Da Silva, who was Brazil’s president from 2003 to 2010, has already started wearing a bulletproof vest during public appearances. He was supposed to speak at an engine manufacturing plant on Tuesday morning, but federal police officers asked him to cancel the event for security reasons.
Instead, the leftist politician filed his seventh bid for the presidency at the Volkswagen plant in San Bernardo do Campo, an industrial city outside Sao Paulo, where he became famous as a trade union leader in the 1970s.
Bolsonaro, the populist nationalist backed by Christian conservatives, launched his campaign with a rally in Juiz de Fora, a small southeastern town where an assailant stabbed and nearly killed him during his 2018 campaign.

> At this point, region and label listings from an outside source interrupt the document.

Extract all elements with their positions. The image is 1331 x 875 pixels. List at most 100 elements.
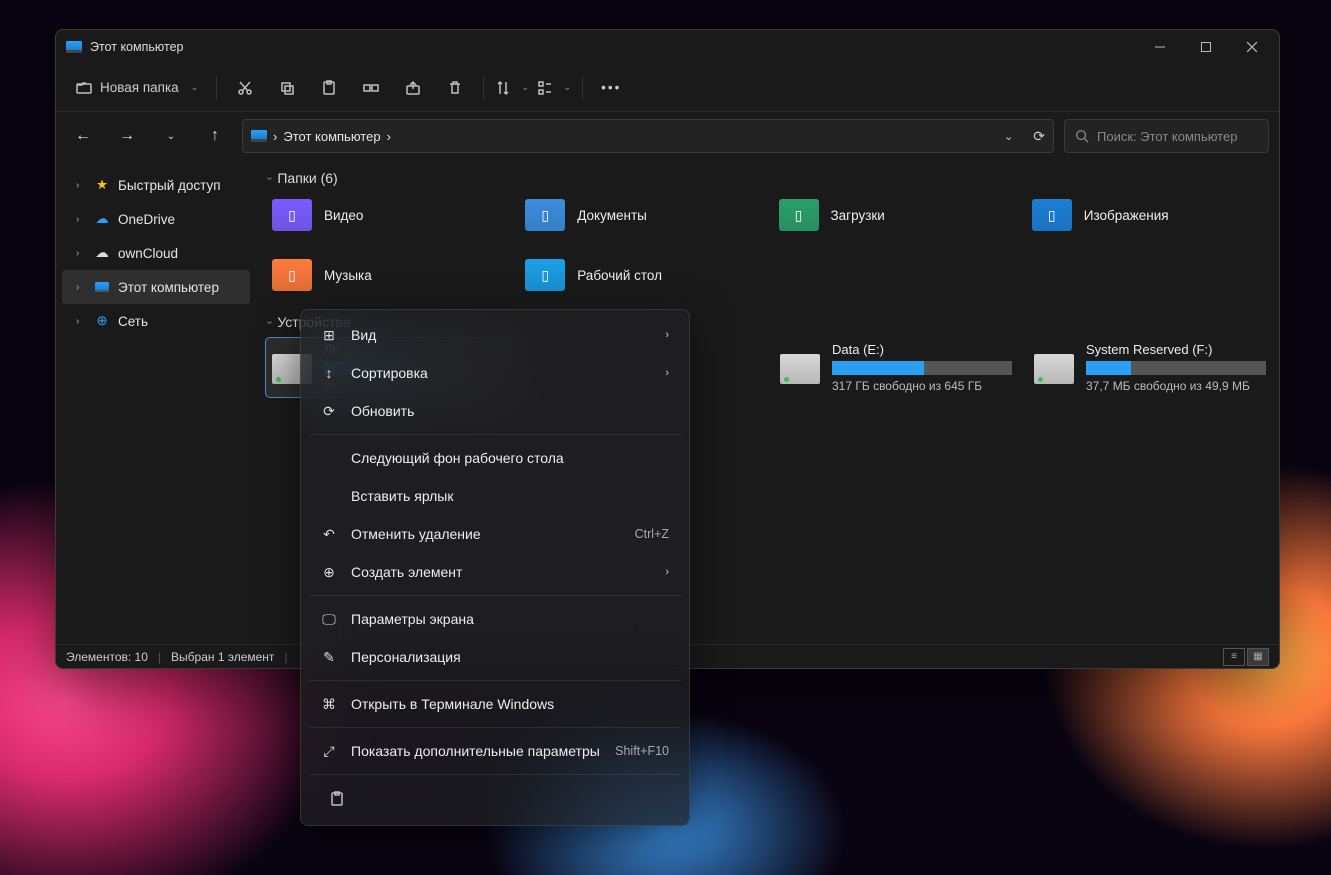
back-button[interactable]: ←: [66, 119, 100, 153]
star-icon: ★: [94, 177, 110, 193]
brush-icon: ✎: [321, 649, 337, 665]
drive-icon: [780, 354, 820, 384]
sidebar-item-network[interactable]: ›⊕Сеть: [62, 304, 250, 338]
folder-icon: ▯: [272, 199, 312, 231]
recent-button[interactable]: ⌄: [154, 119, 188, 153]
refresh-icon: ⟳: [321, 403, 337, 419]
cut-button[interactable]: [225, 71, 265, 105]
folder-label: Видео: [324, 208, 363, 223]
trash-icon: [447, 80, 463, 96]
minimize-button[interactable]: [1137, 30, 1183, 64]
toolbar: Новая папка ⌄ ⌄ ⌄ •••: [56, 64, 1279, 112]
folder-label: Рабочий стол: [577, 268, 662, 283]
folders-group-header[interactable]: ›Папки (6): [268, 170, 1269, 186]
this-pc-icon: [251, 130, 267, 142]
folder-label: Изображения: [1084, 208, 1169, 223]
folder-icon: ▯: [525, 259, 565, 291]
ctx-create[interactable]: ⊕Создать элемент›: [307, 553, 683, 591]
cloud-icon: ☁: [94, 245, 110, 261]
ctx-next-background[interactable]: Следующий фон рабочего стола: [307, 439, 683, 477]
folder-icon: ▯: [525, 199, 565, 231]
drive-item[interactable]: System Reserved (F:) 37,7 МБ свободно из…: [1028, 338, 1272, 397]
view-icon: [537, 80, 553, 96]
new-folder-button[interactable]: Новая папка ⌄: [66, 71, 208, 105]
monitor-icon: 🖵: [321, 611, 337, 627]
sort-icon: [495, 80, 511, 96]
drive-label: System Reserved (F:): [1086, 342, 1266, 357]
folder-icon: ▯: [779, 199, 819, 231]
share-button[interactable]: [393, 71, 433, 105]
address-bar[interactable]: › Этот компьютер › ⌄ ⟳: [242, 119, 1054, 153]
folder-icon: ▯: [1032, 199, 1072, 231]
scissors-icon: [237, 80, 253, 96]
paste-icon: [329, 791, 345, 807]
drive-label: Data (E:): [832, 342, 1012, 357]
ctx-paste-shortcut[interactable]: Вставить ярлык: [307, 477, 683, 515]
address-label: Этот компьютер: [283, 129, 380, 144]
window-title: Этот компьютер: [90, 40, 183, 54]
view-tiles-button[interactable]: ▦: [1247, 648, 1269, 666]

“I was reborn here… Here, the Creator saved my life so that I could do everything possible for our nation as president,” an emotional Bolsonaro told the cheering supporters.
In most opinion polls, Lula is ahead of Bolsonaro by double digits, and both leaders are well ahead of the other 10 candidates.
Politicians and poll watchers fear that political violence will only intensify ahead of the presidential, congressional and gubernatorial elections in 27 states, which will be held on October 2.
” There is real reason for concern because even though political violence has been a fact of life here for years the situation today has been exacerbated by the way Bolsonaro has promoted violent discourse as a way to resolve political conflicts,” Pablo Nunez, director of the CESeC think tank, said in a conversation with the Guardian.
A poll conducted by IPEC on August 15 showed that in the first round 44% of voters support Lula and only 32% support Bolsonaro. In the second round, 51% of Brazilians are ready to vote for Lula, and 35% for the incumbent President Bolsonaro.
However, in recent weeks, Bolsonaro has managed to narrow Lula’s gap by increasing social spending for poor Brazilians, as well as calling on the state-controlled oil company Petrobras to lower fuel prices, which is a key factor in inflation.
Many Brazilians fear that if Bolsonaro is defeated, he may follow in the footsteps of former US President Donald Trump and try to fight the outcome.
Bolsonaro has previously expressed unfounded doubts about the national electronic voting system. And in 2021, he told tens of thousands of supporters that only God could remove him from power.